Diet may be more important than exercise for long-term weight control, evidence suggests
Science3 min read
  • Exercise may not be effective for burning fat, especially long-term, new research suggests.
  • Our metabolism might compensate for calorie-burning exercise by cutting down on other activities.
  • That could explain why exercise is good for health but bad for weight loss, according a metabolism expert.

Contrary to decades of popular advice, exercise may not be an effective strategy for weight loss, according to Dr. Herman Pontzer, an evolutionary anthropologist at Duke University and the author of "Burn: New Research Blows the Lid Off How We Really Burn Calories, Lose Weight, and Stay Healthy."

Pontzer's research suggests that exercising more doesn't necessarily help you burn more calories, as the body finds sneaky ways to adapt by cutting energy use elsewhere. But what makes exercise ineffective for weight loss might explain why it's so good for our health - working out could divert excess energy from potentially harmful bodily processes like inflammation and stress, according to Pontzer.

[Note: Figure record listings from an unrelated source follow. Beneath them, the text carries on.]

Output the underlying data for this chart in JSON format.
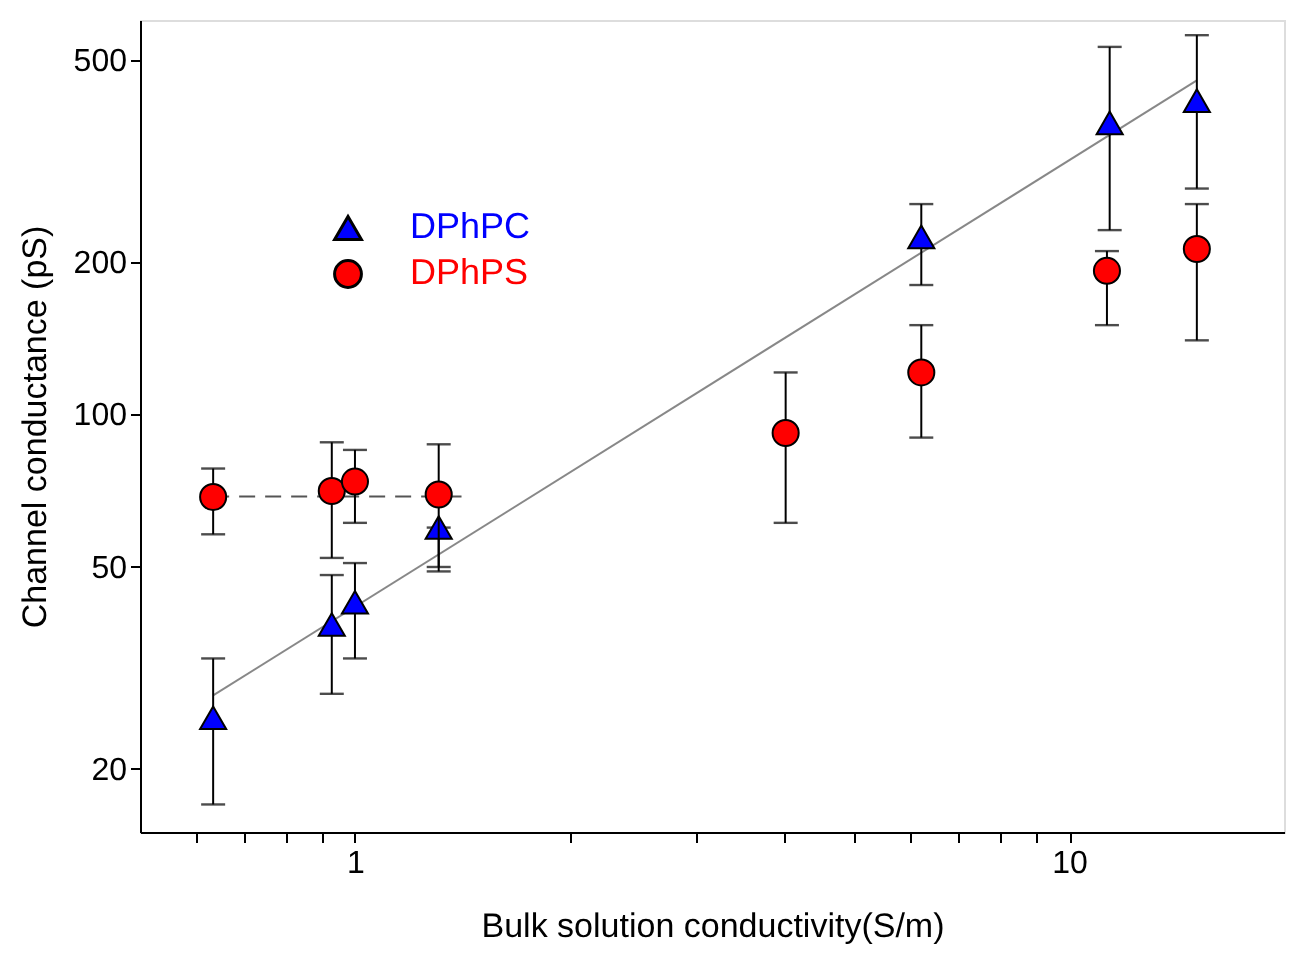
{
  "chart_data": {
    "type": "scatter",
    "xlabel": "Bulk solution conductivity(S/m)",
    "ylabel": "Channel conductance (pS)",
    "log": "xy",
    "grid": false,
    "legend": "top left",
    "xlim": [
      0.5,
      20
    ],
    "ylim": [
      15,
      600
    ],
    "xticks": [
      {
        "value": 0.6,
        "label": null
      },
      {
        "value": 0.7,
        "label": null
      },
      {
        "value": 0.8,
        "label": null
      },
      {
        "value": 0.9,
        "label": null
      },
      1,
      {
        "value": 2,
        "label": null
      },
      {
        "value": 3,
        "label": null
      },
      {
        "value": 4,
        "label": null
      },
      {
        "value": 5,
        "label": null
      },
      {
        "value": 6,
        "label": null
      },
      {
        "value": 7,
        "label": null
      },
      {
        "value": 8,
        "label": null
      },
      {
        "value": 9,
        "label": null
      },
      10
    ],
    "yticks": [
      20,
      50,
      100,
      200,
      500
    ],
    "series": [
      {
        "name": "DPhPC",
        "color": "#0000ff",
        "marker": "triangle",
        "x": [
          0.633,
          0.928,
          1.0,
          1.31,
          6.21,
          11.4,
          15.1
        ],
        "values": [
          25.2,
          38.5,
          42.6,
          59.8,
          224,
          376,
          416
        ],
        "errors": [
          [
            17.0,
            33.0
          ],
          [
            28.1,
            48.2
          ],
          [
            33.0,
            50.9
          ],
          [
            49,
            59.8
          ],
          [
            180,
            260
          ],
          [
            231,
            531
          ],
          [
            279,
            560
          ]
        ]
      },
      {
        "name": "DPhPS",
        "color": "#ff0000",
        "marker": "circle",
        "x": [
          0.633,
          0.928,
          1.0,
          1.31,
          4.01,
          6.21,
          11.3,
          15.1
        ],
        "values": [
          68.7,
          70.6,
          73.7,
          69.5,
          91.9,
          121,
          192,
          212
        ],
        "errors": [
          [
            58.0,
            78.2
          ],
          [
            52.1,
            88.1
          ],
          [
            61.1,
            85.1
          ],
          [
            50.0,
            87.3
          ],
          [
            61.1,
            121
          ],
          [
            90,
            150
          ],
          [
            150,
            210
          ],
          [
            140,
            260
          ]
        ]
      },
      {
        "type": "line",
        "color": "#888888",
        "line_style": "solid",
        "x": [
          0.633,
          15.1
        ],
        "values": [
          27.9,
          456
        ]
      },
      {
        "type": "line",
        "color": "#555555",
        "line_style": "dashed",
        "x": [
          0.633,
          1.41
        ],
        "values": [
          68.9,
          68.9
        ]
      }
    ]
  }
}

"Exercise isn't changing how many calories you spend, but how you spend them," he told Insider.

"Diet and exercise are two different tools for two different jobs. Diet is the tool for weight loss. Exercise is your tool for everything else."

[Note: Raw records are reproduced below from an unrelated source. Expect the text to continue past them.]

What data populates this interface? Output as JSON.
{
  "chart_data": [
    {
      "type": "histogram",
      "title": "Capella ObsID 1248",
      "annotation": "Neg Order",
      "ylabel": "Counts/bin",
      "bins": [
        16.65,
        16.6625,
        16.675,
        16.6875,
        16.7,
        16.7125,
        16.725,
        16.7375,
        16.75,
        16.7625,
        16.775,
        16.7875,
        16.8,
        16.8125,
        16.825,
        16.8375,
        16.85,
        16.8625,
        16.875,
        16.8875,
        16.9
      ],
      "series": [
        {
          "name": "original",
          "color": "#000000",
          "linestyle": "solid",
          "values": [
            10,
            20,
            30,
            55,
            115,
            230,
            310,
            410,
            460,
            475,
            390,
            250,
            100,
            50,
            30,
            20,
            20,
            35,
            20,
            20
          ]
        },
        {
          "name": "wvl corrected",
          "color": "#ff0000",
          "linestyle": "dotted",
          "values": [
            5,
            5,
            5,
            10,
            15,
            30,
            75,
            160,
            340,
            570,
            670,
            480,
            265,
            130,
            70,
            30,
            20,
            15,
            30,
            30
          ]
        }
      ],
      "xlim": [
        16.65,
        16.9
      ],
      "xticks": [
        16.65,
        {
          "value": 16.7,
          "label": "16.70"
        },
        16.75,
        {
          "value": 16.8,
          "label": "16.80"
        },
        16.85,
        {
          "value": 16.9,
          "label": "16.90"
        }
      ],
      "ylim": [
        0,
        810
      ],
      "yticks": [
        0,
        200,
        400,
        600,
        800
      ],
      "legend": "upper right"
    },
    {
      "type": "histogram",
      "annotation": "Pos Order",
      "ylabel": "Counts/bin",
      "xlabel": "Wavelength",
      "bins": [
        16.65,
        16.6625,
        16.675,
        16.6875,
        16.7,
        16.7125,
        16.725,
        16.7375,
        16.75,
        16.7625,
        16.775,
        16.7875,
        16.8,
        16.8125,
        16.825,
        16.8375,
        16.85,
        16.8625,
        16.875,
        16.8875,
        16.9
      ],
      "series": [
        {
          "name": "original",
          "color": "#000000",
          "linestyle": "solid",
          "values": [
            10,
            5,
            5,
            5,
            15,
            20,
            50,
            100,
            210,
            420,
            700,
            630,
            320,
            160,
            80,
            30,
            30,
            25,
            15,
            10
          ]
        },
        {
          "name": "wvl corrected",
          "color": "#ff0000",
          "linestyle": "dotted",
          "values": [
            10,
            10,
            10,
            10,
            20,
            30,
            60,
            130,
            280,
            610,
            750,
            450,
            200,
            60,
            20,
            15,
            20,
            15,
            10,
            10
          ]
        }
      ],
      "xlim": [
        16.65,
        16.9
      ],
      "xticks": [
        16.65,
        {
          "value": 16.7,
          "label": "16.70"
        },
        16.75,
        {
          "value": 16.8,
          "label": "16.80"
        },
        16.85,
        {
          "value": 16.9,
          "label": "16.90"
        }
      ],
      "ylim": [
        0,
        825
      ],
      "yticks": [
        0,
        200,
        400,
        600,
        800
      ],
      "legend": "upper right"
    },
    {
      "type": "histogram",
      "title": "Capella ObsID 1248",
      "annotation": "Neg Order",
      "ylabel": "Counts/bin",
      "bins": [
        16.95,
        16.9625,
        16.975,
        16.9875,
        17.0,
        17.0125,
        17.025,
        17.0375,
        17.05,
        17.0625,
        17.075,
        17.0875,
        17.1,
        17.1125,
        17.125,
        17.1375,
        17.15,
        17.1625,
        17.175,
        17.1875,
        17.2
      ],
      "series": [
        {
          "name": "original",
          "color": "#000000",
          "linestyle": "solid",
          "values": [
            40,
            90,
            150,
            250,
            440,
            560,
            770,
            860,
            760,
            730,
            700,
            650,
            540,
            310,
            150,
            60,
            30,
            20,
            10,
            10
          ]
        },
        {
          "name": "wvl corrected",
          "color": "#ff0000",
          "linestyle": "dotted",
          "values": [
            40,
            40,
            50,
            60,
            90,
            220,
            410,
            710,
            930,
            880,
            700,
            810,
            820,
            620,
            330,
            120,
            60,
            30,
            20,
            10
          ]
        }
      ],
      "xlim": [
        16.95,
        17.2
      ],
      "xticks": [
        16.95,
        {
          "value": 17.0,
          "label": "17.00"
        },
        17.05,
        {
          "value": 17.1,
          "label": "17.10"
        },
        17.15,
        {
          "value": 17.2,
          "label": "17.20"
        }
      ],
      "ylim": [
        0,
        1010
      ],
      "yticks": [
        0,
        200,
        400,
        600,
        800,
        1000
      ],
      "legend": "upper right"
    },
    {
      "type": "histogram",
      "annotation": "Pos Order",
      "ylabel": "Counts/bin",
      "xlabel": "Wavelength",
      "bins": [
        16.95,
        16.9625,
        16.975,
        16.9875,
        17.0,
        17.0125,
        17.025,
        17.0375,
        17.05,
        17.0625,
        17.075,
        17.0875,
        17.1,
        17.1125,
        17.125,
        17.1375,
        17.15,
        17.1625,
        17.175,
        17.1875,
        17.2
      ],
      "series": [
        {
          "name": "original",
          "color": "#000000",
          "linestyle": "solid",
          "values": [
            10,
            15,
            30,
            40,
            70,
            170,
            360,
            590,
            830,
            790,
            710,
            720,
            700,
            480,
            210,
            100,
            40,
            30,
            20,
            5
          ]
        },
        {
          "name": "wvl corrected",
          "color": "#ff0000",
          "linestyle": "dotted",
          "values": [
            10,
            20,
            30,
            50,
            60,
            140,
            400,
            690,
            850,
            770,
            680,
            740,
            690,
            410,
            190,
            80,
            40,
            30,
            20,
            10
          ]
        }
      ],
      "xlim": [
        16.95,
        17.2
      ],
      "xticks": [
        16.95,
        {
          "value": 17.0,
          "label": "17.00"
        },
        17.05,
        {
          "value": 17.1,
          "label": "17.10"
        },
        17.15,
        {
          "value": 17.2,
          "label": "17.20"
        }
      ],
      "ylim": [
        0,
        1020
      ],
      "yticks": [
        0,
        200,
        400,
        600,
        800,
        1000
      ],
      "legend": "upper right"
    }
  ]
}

You can't outrun your metabolic budget, research suggests

Working out to lose weight is based on the assumption that we burn calories at a constant rate. In this theory, if walking one mile burns 50 calories, then walking 100 miles over the course of a month would burn 5,000 calories. Theoretically, this could help you spend more energy than you consume, and prompt your body to dip into stored energy by burning fat.

That theory falls apart in the face of new data Pontzer obtained from working with the Hadza, a group of indigenous inhabitants of Tanzania, who walk miles each day as part of a traditional hunter gatherer lifestyle.

Pontzer and his team were stunned to find that they burn only slightly more calories each day than the average sedentary American adult, far fewer than expected given their very high activity levels.

This observation suggests that the exercise-metabolism equation is more of a curve, meaning that the more you exercise, the more carefully your body budgets energy.

Burning off excess energy is good for you, regardless of weight loss

According to Pontzer's data from the Hadza and other groups, your body wants to stick to the same calorie budget whether you're training for a marathon or chilling on the couch - what he calls "the constrained energy framework."

But while it might stall fat burning, it could also explain why exercise is so good for us. After weeks or months of exercise, your body starts to reallocate calories from other activities to compensate, Pontzer's evidence suggests.

He theorizes that this includes activities that do more harm than good. Your immune system, for instance, is important for keeping you alive, but can cause damage if it's overactive, leading to issues from allergies to autoimmune disorders.

The constrained energy framework suggests exercise helps our body expend excess energy to keep our immune system and stress reponses more balanced.

The next step in his research is testing how this theory works, to see if we can actually measure how exercise affects every system and cell in the body beyond fat and muscle.

If it pans out, the theory could also help explain why modern, sedentary lifestyles and processed diets are terrible for health and help us find a solution.

"We take it for granted that chronic diseases are part of being human, but humans in the Western world are actually quite weird," Pontzer said. "I think there's a lot more we could learn from other cultures about how the human body works."